The Attorney General, Baroness Scotland of Asthal, recently gave a speech followed by a brief question and answer session at the Rainbow Arch Church in Wood Green, North London, hosted by the Peace Alliance and chaired by Rev Nims Obunge.
The speech evoked her seemingly impossible journey from law student to becoming the first black Attorney General, as well as the first woman to hold the post in more than 700 years.
In a gathering of law students, faith leaders and community organisers the Baroness delivered a vivid and candid description of her inspirational and unlikely journey.
“Growing up I was one of twelve kids. My parents always said they had 12 ‘only-child. They also said that what joins us together is greater than what divides us”
She went on to emphasis the importance of the people working with the government in order to deliver justice noting: “Individuals find it hard to make progress. We try to achieve unity of action. This has been at the heart of our (the government’s) approach. In 2003 I said the words yes we can. Someone I know borrowed those words in their 2008 campaign. We can be ready to see the change we want to see in the World and have to be ready to take the first steps. If we walk other people will walk”.
On the government initiatives to achieve this: “The Green Paper published in April (last year) is a reflection of the fact that the criminal justice system belongs to the people it serves. It has given the public more information on what is going on within the criminal justice system. It feeds their heart into the system”
“Since 1997 we have seen a reduction in crime and an increase in the number of people brought to justice”.
Chuka Udemezue, Co-Chair of Society of Black Lawyers (SBL) in a question was keen to point out the disproportionate effect the current recession and reforms in legal services has had on BME barristers and solicitors, particularly those at the lower rung of their careers. He also drew attention to the fact that it was unfortunate that the SBL has taken a hard line in explaining the risks associated with embarking on a legal career to young aspiring BME lawyers, particularly the potential debt that could be amassed and the dearth of training contracts available. The Baroness expressed some sympathy with Udemezue’s perspective, but highlighted the importance of SBL’s role in encouraging young people to join the profession. Scotland also emphasised that she would not want to be the first and last female BME lawyer to hold such a prestigious position.

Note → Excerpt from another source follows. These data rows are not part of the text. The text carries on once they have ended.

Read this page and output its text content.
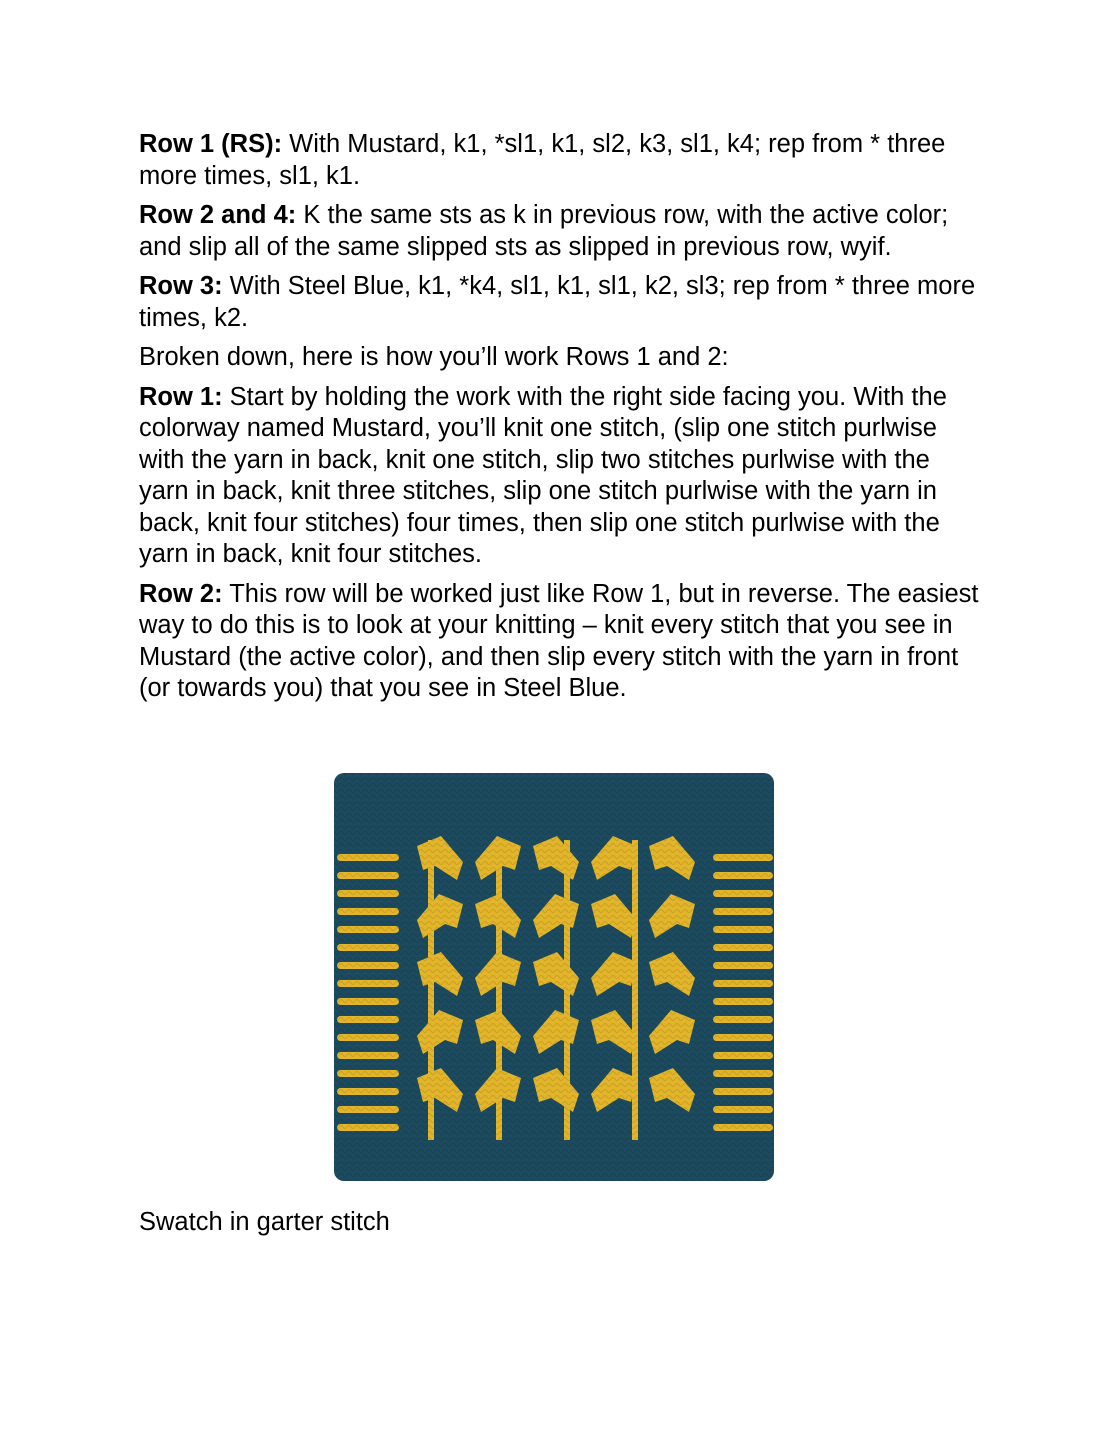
Row 1 (RS): With Mustard, k1, *sl1, k1, sl2, k3, sl1, k4; rep from * three more times, sl1, k1.

Row 2 and 4: K the same sts as k in previous row, with the active color; and slip all of the same slipped sts as slipped in previous row, wyif.

Row 3: With Steel Blue, k1, *k4, sl1, k1, sl1, k2, sl3; rep from * three more times, k2.

Broken down, here is how you’ll work Rows 1 and 2:

Row 1: Start by holding the work with the right side facing you. With the colorway named Mustard, you’ll knit one stitch, (slip one stitch purlwise with the yarn in back, knit one stitch, slip two stitches purlwise with the yarn in back, knit three stitches, slip one stitch purlwise with the yarn in back, knit four stitches) four times, then slip one stitch purlwise with the yarn in back, knit four stitches.

Row 2: This row will be worked just like Row 1, but in reverse. The easiest way to do this is to look at your knitting – knit every stitch that you see in Mustard (the active color), and then slip every stitch with the yarn in front (or towards you) that you see in Steel Blue.

Swatch in garter stitch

Furthermore, she stated: “Don’t let anybody tell you government and choices can’t make a difference. They can. I’ve always carried on because it’s never been about me. It’s hard not to give up sometimes but you can’t. As long as there is work to be done we can’t give up. Therefore partnership is important because it is harder on your own. Together we can. I can’t promise you this journey will be easy. All I can promise you is that together we can”.